まさに外面如菩薩内心如夜叉。何が彼女をそこまで怒らせたのか、悪鬼羅刹もかくやとばかりの凄みを放っていた。
「私が……お嫁に行けないですって? ……ふ、ふふふ。うーふふのーふー♪ ええ、そうですよぉ~。私ぃ~、何を隠そう十二回も縁談が破談になっていますのぉ~。あなたがたに乱暴されて顔が醜く変形しなくても、私は誰にもお嫁にしてもらえないんですよ。私は……私は……残念無念な丙午生まれの女なんやわぁぁぁぁぁぁーーーっ‼」
「うぎゃぁぁぁ⁉」
恵美子が絶叫した直後、男の体は宙を浮いていた。
電光石火の早業。恵美子は男の顎めがけて強烈な拳を振り上げ、見事に命中、的中、大当たり。男は狐の石像に頭をぶつけて気絶した。

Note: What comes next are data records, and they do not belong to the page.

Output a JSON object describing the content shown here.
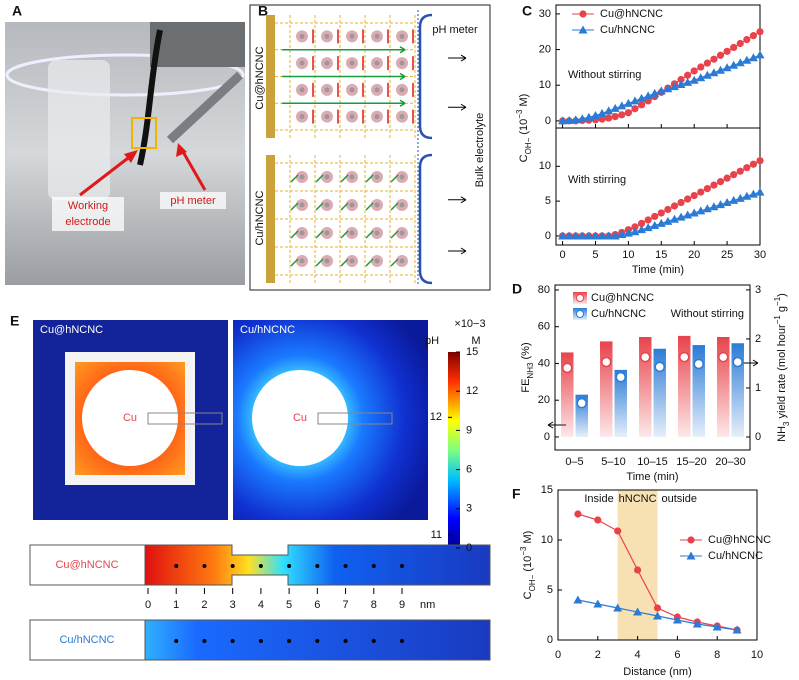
{
  "panel_labels": [
    "A",
    "B",
    "C",
    "D",
    "E",
    "F"
  ],
  "photo": {
    "electrode": [
      "Working",
      "electrode"
    ],
    "probe": "pH meter"
  },
  "schematic": {
    "samples": [
      "Cu@hNCNC",
      "Cu/hNCNC"
    ],
    "probe": "pH meter",
    "bulk": "Bulk electrolyte"
  },
  "simulation": {
    "samples": [
      "Cu@hNCNC",
      "Cu/hNCNC"
    ],
    "core": [
      "Cu",
      "Cu"
    ],
    "colorbar": {
      "exponent": "×10−3",
      "title_left": "pH",
      "title_right": "M",
      "lim": [
        0,
        15
      ],
      "ticks": [
        0,
        3,
        6,
        9,
        12,
        15
      ],
      "ph_ticks": [
        {
          "value": 10,
          "label": "12"
        },
        {
          "value": 1,
          "label": "11"
        }
      ]
    },
    "profiles": {
      "samples": [
        "Cu@hNCNC",
        "Cu/hNCNC"
      ],
      "lim": [
        0,
        9
      ],
      "ticks": [
        0,
        1,
        2,
        3,
        4,
        5,
        6,
        7,
        8,
        9
      ],
      "unit": "nm"
    }
  },
  "chart_data": [
    {
      "type": "line",
      "x": [
        0,
        1,
        2,
        3,
        4,
        5,
        6,
        7,
        8,
        9,
        10,
        11,
        12,
        13,
        14,
        15,
        16,
        17,
        18,
        19,
        20,
        21,
        22,
        23,
        24,
        25,
        26,
        27,
        28,
        29,
        30
      ],
      "xlim": [
        -1,
        30
      ],
      "xticks": [
        0,
        5,
        10,
        15,
        20,
        25,
        30
      ],
      "xlabel": "Time (min)",
      "ylabel": [
        {
          "text": "C",
          "shift": "none"
        },
        {
          "text": "OH−",
          "shift": "sub"
        },
        {
          "text": " (10",
          "shift": "none"
        },
        {
          "text": "−3",
          "shift": "super"
        },
        {
          "text": " M)",
          "shift": "none"
        }
      ],
      "legend": [
        {
          "name": "Cu@hNCNC",
          "color": "#e8434b",
          "marker": "circle"
        },
        {
          "name": "Cu/hNCNC",
          "color": "#2b7bd6",
          "marker": "triangle"
        }
      ],
      "subplots": [
        {
          "annotation": "Without stirring",
          "ylim": [
            -2,
            32.5
          ],
          "yticks": [
            0,
            10,
            20,
            30
          ],
          "series": [
            {
              "values": [
                0,
                0,
                0,
                0.1,
                0.2,
                0.3,
                0.5,
                0.8,
                1.2,
                1.7,
                2.3,
                3.4,
                4.5,
                5.6,
                6.8,
                8,
                9.2,
                10.4,
                11.6,
                12.8,
                14,
                15.1,
                16.2,
                17.3,
                18.4,
                19.5,
                20.6,
                21.7,
                22.8,
                23.9,
                25
              ]
            },
            {
              "values": [
                0,
                0.1,
                0.3,
                0.6,
                1,
                1.5,
                2.1,
                2.8,
                3.5,
                4.2,
                4.9,
                5.6,
                6.3,
                7,
                7.7,
                8.4,
                9,
                9.6,
                10.2,
                10.8,
                11.4,
                12.1,
                12.8,
                13.5,
                14.2,
                14.9,
                15.6,
                16.3,
                17,
                17.7,
                18.5
              ]
            }
          ]
        },
        {
          "annotation": "With stirring",
          "ylim": [
            -1.3,
            15.5
          ],
          "yticks": [
            0,
            5,
            10
          ],
          "series": [
            {
              "values": [
                0,
                0,
                0,
                0,
                0,
                0,
                0,
                0,
                0.2,
                0.5,
                0.9,
                1.3,
                1.8,
                2.3,
                2.8,
                3.3,
                3.8,
                4.3,
                4.8,
                5.3,
                5.8,
                6.3,
                6.8,
                7.3,
                7.8,
                8.3,
                8.8,
                9.3,
                9.8,
                10.3,
                10.8
              ]
            },
            {
              "values": [
                0,
                0,
                0,
                0,
                0,
                0,
                0,
                0,
                0,
                0.2,
                0.4,
                0.6,
                0.9,
                1.2,
                1.5,
                1.8,
                2.1,
                2.4,
                2.7,
                3,
                3.3,
                3.6,
                3.9,
                4.2,
                4.5,
                4.8,
                5.1,
                5.4,
                5.7,
                6,
                6.3
              ]
            }
          ]
        }
      ]
    },
    {
      "type": "bar",
      "categories": [
        "0–5",
        "5–10",
        "10–15",
        "15–20",
        "20–30"
      ],
      "xlabel": "Time (min)",
      "ylabel": [
        {
          "text": "FE",
          "shift": "none"
        },
        {
          "text": "NH3",
          "shift": "sub"
        },
        {
          "text": " (%)",
          "shift": "none"
        }
      ],
      "y2label": [
        {
          "text": "NH",
          "shift": "none"
        },
        {
          "text": "3",
          "shift": "sub"
        },
        {
          "text": " yield rate (mol hour",
          "shift": "none"
        },
        {
          "text": "−1",
          "shift": "super"
        },
        {
          "text": " g",
          "shift": "none"
        },
        {
          "text": "−1",
          "shift": "super"
        },
        {
          "text": ")",
          "shift": "none"
        }
      ],
      "ylim": [
        -7.1,
        82.7
      ],
      "yticks": [
        0,
        20,
        40,
        60,
        80
      ],
      "y2lim": [
        -0.265,
        3.1
      ],
      "y2ticks": [
        0,
        1,
        2,
        3
      ],
      "annotation": "Without stirring",
      "series": [
        {
          "name": "Cu@hNCNC",
          "color": "#e8434b",
          "values": [
            46,
            52,
            54.4,
            55,
            54.4
          ]
        },
        {
          "name": "Cu/hNCNC",
          "color": "#2b7bd6",
          "values": [
            23,
            36.5,
            48,
            50,
            51
          ]
        },
        {
          "color": "#e8434b",
          "axis": "y2",
          "values": [
            1.41,
            1.53,
            1.63,
            1.63,
            1.63
          ]
        },
        {
          "color": "#2b7bd6",
          "axis": "y2",
          "values": [
            0.69,
            1.22,
            1.43,
            1.49,
            1.53
          ]
        }
      ]
    },
    {
      "type": "line",
      "x": [
        1,
        2,
        3,
        4,
        5,
        6,
        7,
        8,
        9
      ],
      "xlim": [
        0,
        10
      ],
      "xticks": [
        0,
        2,
        4,
        6,
        8,
        10
      ],
      "ylim": [
        0,
        15
      ],
      "yticks": [
        0,
        5,
        10,
        15
      ],
      "xlabel": "Distance (nm)",
      "ylabel": [
        {
          "text": "C",
          "shift": "none"
        },
        {
          "text": "OH−",
          "shift": "sub"
        },
        {
          "text": " (10",
          "shift": "none"
        },
        {
          "text": "−3",
          "shift": "super"
        },
        {
          "text": " M)",
          "shift": "none"
        }
      ],
      "shade": [
        3,
        5
      ],
      "shade_color": "#f7e1b3",
      "region_labels": [
        "Inside",
        "hNCNC",
        "outside"
      ],
      "series": [
        {
          "name": "Cu@hNCNC",
          "color": "#e8434b",
          "marker": "circle",
          "values": [
            12.6,
            12,
            10.9,
            7,
            3.2,
            2.3,
            1.8,
            1.4,
            1
          ]
        },
        {
          "name": "Cu/hNCNC",
          "color": "#2b7bd6",
          "marker": "triangle",
          "values": [
            4,
            3.6,
            3.2,
            2.8,
            2.4,
            2,
            1.6,
            1.3,
            1
          ]
        }
      ]
    }
  ]
}
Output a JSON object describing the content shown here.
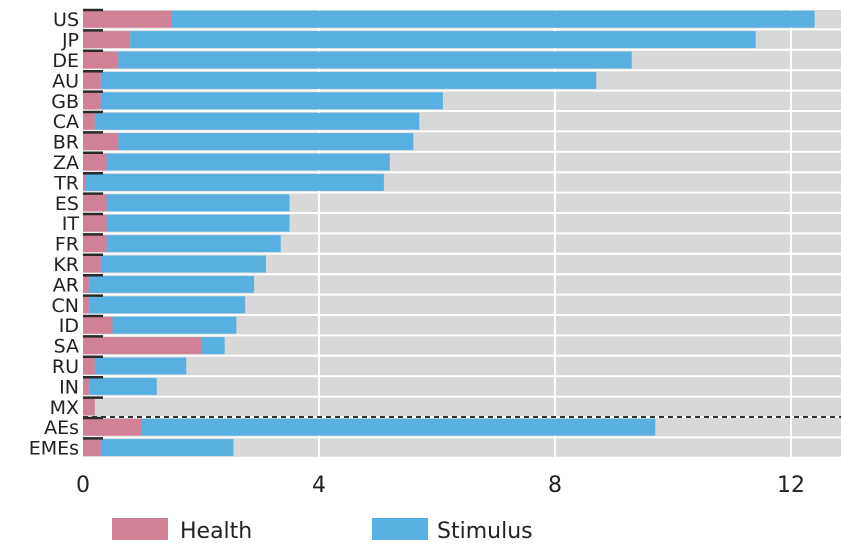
{
  "chart_data": {
    "type": "bar",
    "orientation": "horizontal",
    "stacked": true,
    "categories": [
      "US",
      "JP",
      "DE",
      "AU",
      "GB",
      "CA",
      "BR",
      "ZA",
      "TR",
      "ES",
      "IT",
      "FR",
      "KR",
      "AR",
      "CN",
      "ID",
      "SA",
      "RU",
      "IN",
      "MX",
      "AEs",
      "EMEs"
    ],
    "series": [
      {
        "name": "Health",
        "color": "#d08196",
        "values": [
          1.5,
          0.8,
          0.6,
          0.3,
          0.3,
          0.2,
          0.6,
          0.4,
          0.05,
          0.4,
          0.4,
          0.4,
          0.3,
          0.1,
          0.1,
          0.5,
          2.0,
          0.2,
          0.1,
          0.2,
          1.0,
          0.3
        ]
      },
      {
        "name": "Stimulus",
        "color": "#58b0e1",
        "values": [
          10.9,
          10.6,
          8.7,
          8.4,
          5.8,
          5.5,
          5.0,
          4.8,
          5.05,
          3.1,
          3.1,
          2.95,
          2.8,
          2.8,
          2.65,
          2.1,
          0.4,
          1.55,
          1.15,
          0.0,
          8.7,
          2.25
        ]
      }
    ],
    "xlim": [
      0,
      12.8
    ],
    "xticks": [
      0,
      4,
      8,
      12
    ],
    "grid": true,
    "separator_after": "MX",
    "legend": {
      "position": "bottom"
    },
    "title": "",
    "xlabel": "",
    "ylabel": ""
  }
}
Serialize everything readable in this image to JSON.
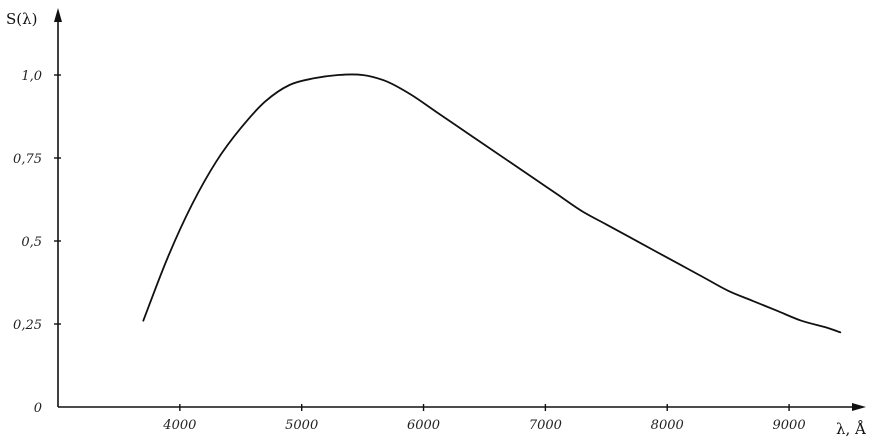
{
  "chart_data": {
    "type": "line",
    "title": "",
    "xlabel": "λ, Å",
    "ylabel": "S(λ)",
    "xlim": [
      3000,
      9500
    ],
    "ylim": [
      0,
      1.0
    ],
    "x_ticks": [
      4000,
      5000,
      6000,
      7000,
      8000,
      9000
    ],
    "x_tick_labels": [
      "4000",
      "5000",
      "6000",
      "7000",
      "8000",
      "9000"
    ],
    "y_ticks": [
      0,
      0.25,
      0.5,
      0.75,
      1.0
    ],
    "y_tick_labels": [
      "0",
      "0,25",
      "0,5",
      "0,75",
      "1,0"
    ],
    "grid": false,
    "series": [
      {
        "x": [
          3700,
          3900,
          4100,
          4300,
          4500,
          4700,
          4900,
          5100,
          5300,
          5500,
          5700,
          5900,
          6100,
          6300,
          6500,
          6700,
          6900,
          7100,
          7300,
          7500,
          7700,
          7900,
          8100,
          8300,
          8500,
          8700,
          8900,
          9100,
          9300,
          9420
        ],
        "y": [
          0.26,
          0.45,
          0.61,
          0.74,
          0.84,
          0.92,
          0.97,
          0.99,
          1.0,
          1.0,
          0.98,
          0.94,
          0.89,
          0.84,
          0.79,
          0.74,
          0.69,
          0.64,
          0.59,
          0.55,
          0.51,
          0.47,
          0.43,
          0.39,
          0.35,
          0.32,
          0.29,
          0.26,
          0.24,
          0.225
        ]
      }
    ]
  }
}
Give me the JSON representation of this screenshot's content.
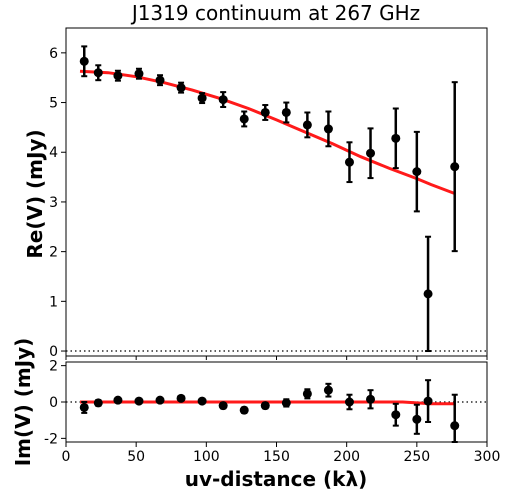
{
  "chart_data": {
    "title": "J1319 continuum at 267 GHz",
    "xlabel": "uv-distance (kλ)",
    "xlim": [
      0,
      300
    ],
    "x_ticks": [
      0,
      50,
      100,
      150,
      200,
      250,
      300
    ],
    "panels": [
      {
        "id": "real",
        "type": "scatter",
        "ylabel": "Re(V) (mJy)",
        "ylim": [
          -0.1,
          6.5
        ],
        "y_ticks": [
          0,
          1,
          2,
          3,
          4,
          5,
          6
        ],
        "zero_line": true,
        "points": [
          {
            "x": 13,
            "y": 5.83,
            "err": 0.3
          },
          {
            "x": 23,
            "y": 5.6,
            "err": 0.15
          },
          {
            "x": 37,
            "y": 5.54,
            "err": 0.1
          },
          {
            "x": 52,
            "y": 5.58,
            "err": 0.1
          },
          {
            "x": 67,
            "y": 5.45,
            "err": 0.1
          },
          {
            "x": 82,
            "y": 5.3,
            "err": 0.1
          },
          {
            "x": 97,
            "y": 5.09,
            "err": 0.1
          },
          {
            "x": 112,
            "y": 5.06,
            "err": 0.15
          },
          {
            "x": 127,
            "y": 4.67,
            "err": 0.15
          },
          {
            "x": 142,
            "y": 4.8,
            "err": 0.15
          },
          {
            "x": 157,
            "y": 4.8,
            "err": 0.2
          },
          {
            "x": 172,
            "y": 4.55,
            "err": 0.25
          },
          {
            "x": 187,
            "y": 4.47,
            "err": 0.35
          },
          {
            "x": 202,
            "y": 3.8,
            "err": 0.4
          },
          {
            "x": 217,
            "y": 3.98,
            "err": 0.5
          },
          {
            "x": 235,
            "y": 4.28,
            "err": 0.6
          },
          {
            "x": 250,
            "y": 3.61,
            "err": 0.8
          },
          {
            "x": 258,
            "y": 1.15,
            "err": 1.15
          },
          {
            "x": 277,
            "y": 3.71,
            "err": 1.7
          }
        ],
        "model": {
          "x": [
            10,
            30,
            50,
            70,
            90,
            110,
            130,
            150,
            170,
            190,
            210,
            230,
            250,
            260,
            277
          ],
          "y": [
            5.63,
            5.6,
            5.52,
            5.4,
            5.25,
            5.08,
            4.88,
            4.65,
            4.41,
            4.17,
            3.91,
            3.68,
            3.47,
            3.35,
            3.17
          ]
        }
      },
      {
        "id": "imag",
        "type": "scatter",
        "ylabel": "Im(V) (mJy)",
        "ylim": [
          -2.2,
          2.2
        ],
        "y_ticks": [
          -2,
          0,
          2
        ],
        "zero_line": true,
        "points": [
          {
            "x": 13,
            "y": -0.3,
            "err": 0.3
          },
          {
            "x": 23,
            "y": -0.05,
            "err": 0.15
          },
          {
            "x": 37,
            "y": 0.1,
            "err": 0.1
          },
          {
            "x": 52,
            "y": 0.05,
            "err": 0.1
          },
          {
            "x": 67,
            "y": 0.1,
            "err": 0.1
          },
          {
            "x": 82,
            "y": 0.2,
            "err": 0.1
          },
          {
            "x": 97,
            "y": 0.05,
            "err": 0.1
          },
          {
            "x": 112,
            "y": -0.2,
            "err": 0.15
          },
          {
            "x": 127,
            "y": -0.45,
            "err": 0.15
          },
          {
            "x": 142,
            "y": -0.2,
            "err": 0.15
          },
          {
            "x": 157,
            "y": -0.05,
            "err": 0.2
          },
          {
            "x": 172,
            "y": 0.45,
            "err": 0.25
          },
          {
            "x": 187,
            "y": 0.65,
            "err": 0.35
          },
          {
            "x": 202,
            "y": 0.0,
            "err": 0.4
          },
          {
            "x": 217,
            "y": 0.15,
            "err": 0.5
          },
          {
            "x": 235,
            "y": -0.7,
            "err": 0.6
          },
          {
            "x": 250,
            "y": -0.95,
            "err": 0.8
          },
          {
            "x": 258,
            "y": 0.05,
            "err": 1.15
          },
          {
            "x": 277,
            "y": -1.3,
            "err": 1.7
          }
        ],
        "model": {
          "x": [
            10,
            50,
            100,
            150,
            200,
            240,
            260,
            277
          ],
          "y": [
            0.0,
            0.0,
            0.0,
            0.0,
            0.0,
            0.0,
            -0.1,
            -0.1
          ]
        }
      }
    ],
    "colors": {
      "points": "#000000",
      "model": "#ff1a1a",
      "zero_line": "#000000"
    }
  }
}
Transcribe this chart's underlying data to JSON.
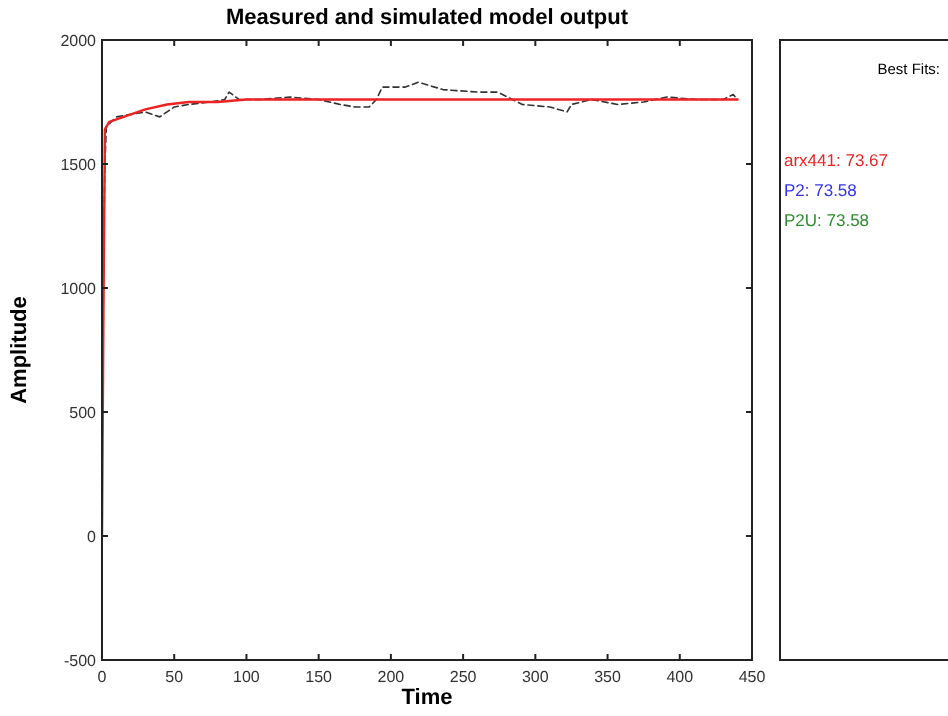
{
  "chart_data": {
    "type": "line",
    "title": "Measured and simulated model output",
    "xlabel": "Time",
    "ylabel": "Amplitude",
    "legend_title": "Best Fits:",
    "xlim": [
      0,
      450
    ],
    "ylim": [
      -500,
      2000
    ],
    "xticks": [
      0,
      50,
      100,
      150,
      200,
      250,
      300,
      350,
      400,
      450
    ],
    "yticks": [
      -500,
      0,
      500,
      1000,
      1500,
      2000
    ],
    "grid": false,
    "legend": "right",
    "line_style": "solid",
    "marker": "none",
    "series": [
      {
        "name": "P2U: 73.58",
        "color": "#2e8b2e"
      },
      {
        "name": "P2: 73.58",
        "color": "#3333ee"
      },
      {
        "type": "line",
        "color": "#333333",
        "line_style": "dashed",
        "x": [
          0,
          2,
          3,
          10,
          20,
          30,
          40,
          50,
          60,
          75,
          85,
          88,
          95,
          110,
          130,
          150,
          165,
          175,
          185,
          190,
          194,
          210,
          219,
          236,
          260,
          274,
          291,
          310,
          322,
          325,
          339,
          357,
          375,
          391,
          412,
          430,
          437,
          440
        ],
        "values": [
          700,
          1500,
          1650,
          1690,
          1700,
          1710,
          1690,
          1730,
          1740,
          1750,
          1760,
          1790,
          1760,
          1760,
          1770,
          1760,
          1740,
          1730,
          1730,
          1760,
          1810,
          1810,
          1830,
          1800,
          1790,
          1790,
          1740,
          1730,
          1710,
          1740,
          1760,
          1740,
          1750,
          1770,
          1760,
          1760,
          1780,
          1760
        ]
      },
      {
        "name": "arx441: 73.67",
        "color": "#ee2222",
        "x": [
          0,
          1,
          2,
          5,
          10,
          20,
          30,
          45,
          60,
          80,
          100,
          150,
          200,
          300,
          440
        ],
        "values": [
          0,
          900,
          1640,
          1670,
          1680,
          1700,
          1720,
          1740,
          1750,
          1750,
          1760,
          1760,
          1760,
          1760,
          1760
        ]
      }
    ]
  }
}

「うわぁぁぁん! 丙午生まれの女は縁起が悪いなんて迷信、いったい誰が言いだしたんやぁぁぁ‼ ああ無情ぉぉぉ‼」
「ひ、ひいぃぃぃ!」
「やめてくれぇぇぇ!」
恵美子は号泣しながら、父から教わった「護身術」で悪党たちを叩きのめしていった。